In the capital, the Old Operating Theatre offers an exploration of old medical and surgical practices. They often have a series of graphic gory talks on during October and November, such as 19th-century matricide. There are also films. They’re running on limited timed group entries, and credit card payment only.
Also in London, in Greenwich, you may want to check out the Royal Maritime Greenwich Ghost Tours, which run on Saturdays from 3rd October 2020 from outside the entrance to the Cutty Sark. These last for 90 minutes and cost from £9 – 14. “Learn about the drunken sailors sent to “Shanghai”, hear about the Cutty Sark Curse, explore hidden lanes, the creepiest tunnel in the UK and visit Charles Dickens’ favourite haunted pub.” Check with them to see if you need to book.

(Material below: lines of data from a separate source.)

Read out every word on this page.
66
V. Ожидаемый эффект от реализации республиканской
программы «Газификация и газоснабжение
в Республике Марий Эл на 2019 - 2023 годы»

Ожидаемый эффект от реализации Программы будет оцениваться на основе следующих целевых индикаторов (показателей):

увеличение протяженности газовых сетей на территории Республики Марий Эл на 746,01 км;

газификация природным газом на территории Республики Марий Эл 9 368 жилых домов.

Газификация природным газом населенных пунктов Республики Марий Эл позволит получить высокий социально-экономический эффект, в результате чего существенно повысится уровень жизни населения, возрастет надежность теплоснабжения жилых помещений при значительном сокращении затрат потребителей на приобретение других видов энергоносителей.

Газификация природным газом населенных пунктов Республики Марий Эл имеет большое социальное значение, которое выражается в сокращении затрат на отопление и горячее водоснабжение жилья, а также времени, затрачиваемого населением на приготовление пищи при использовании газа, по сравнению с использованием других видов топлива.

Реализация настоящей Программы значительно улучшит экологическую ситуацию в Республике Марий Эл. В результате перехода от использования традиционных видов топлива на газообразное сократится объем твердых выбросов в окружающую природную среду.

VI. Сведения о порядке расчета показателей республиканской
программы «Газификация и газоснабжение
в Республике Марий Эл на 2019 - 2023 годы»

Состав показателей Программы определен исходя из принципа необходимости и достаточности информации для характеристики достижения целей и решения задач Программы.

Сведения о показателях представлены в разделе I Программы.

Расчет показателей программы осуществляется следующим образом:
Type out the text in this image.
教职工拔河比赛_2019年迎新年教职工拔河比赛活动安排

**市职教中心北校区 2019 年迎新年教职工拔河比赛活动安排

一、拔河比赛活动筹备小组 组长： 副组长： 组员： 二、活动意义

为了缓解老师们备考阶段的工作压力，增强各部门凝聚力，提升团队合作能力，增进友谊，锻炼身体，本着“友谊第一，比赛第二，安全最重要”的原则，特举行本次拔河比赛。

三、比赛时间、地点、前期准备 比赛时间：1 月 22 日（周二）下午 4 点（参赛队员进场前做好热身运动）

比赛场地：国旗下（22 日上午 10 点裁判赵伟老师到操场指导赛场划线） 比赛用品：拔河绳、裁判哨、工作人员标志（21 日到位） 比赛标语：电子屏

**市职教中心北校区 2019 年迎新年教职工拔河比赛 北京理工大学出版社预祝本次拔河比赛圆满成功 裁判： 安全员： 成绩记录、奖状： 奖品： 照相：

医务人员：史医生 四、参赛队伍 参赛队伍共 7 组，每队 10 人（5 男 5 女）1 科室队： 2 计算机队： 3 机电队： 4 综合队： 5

If there is something that you attend regularly at this time of year, obviously check to see if it’s still running in order to avoid disappointment. Do remember, given that we are still in the middle of a pandemic, that lockdown restrictions are changing and ongoing across the UK, with Wales having recently been placed under a full ‘circuit-breaker.’ If you are in the North of England, especially, do keep an eye on the changing Covid regs. Events, if they run, will legally require social distancing measures and some events may be having to insist on smaller group numbers, so make sure you book early. The York Ghost Hunt, for example, is still running with social distancing measures throughout the winter, but you will need to book rather than simply turning up as before.
Practitioners such as Felicity Weston are offering net-based, events, such as (in Weston’s case) an online Full Moon Samhain Ceremony, Sunday 1st November 2020 6:30 pm – 9:00 pm BST UK (VIA ZOOM). If you can’t make that time, the ceremony is being recorded, so you can catch up later but must still book via Eventbrite.
Costs range from £11 – 33 depending on income. The ceremony will include Ancestor Reverence: Remembering and Honouring The Ancestors, Welcoming Our Descent, and Inviting The Celtic New Year. “We will be journeying with the sacred plant medicine Cacao to invite and deepen our connection to the ancestors and unseen beings of light. We will work with intention-setting, breathwork, movement medicine, cosmic sound, and a beautiful guided journey to connect to our ancestors and receive a light code of activation!”
It is well worth doing some Googling to check on other online events that local groups might be organizing this Samhain.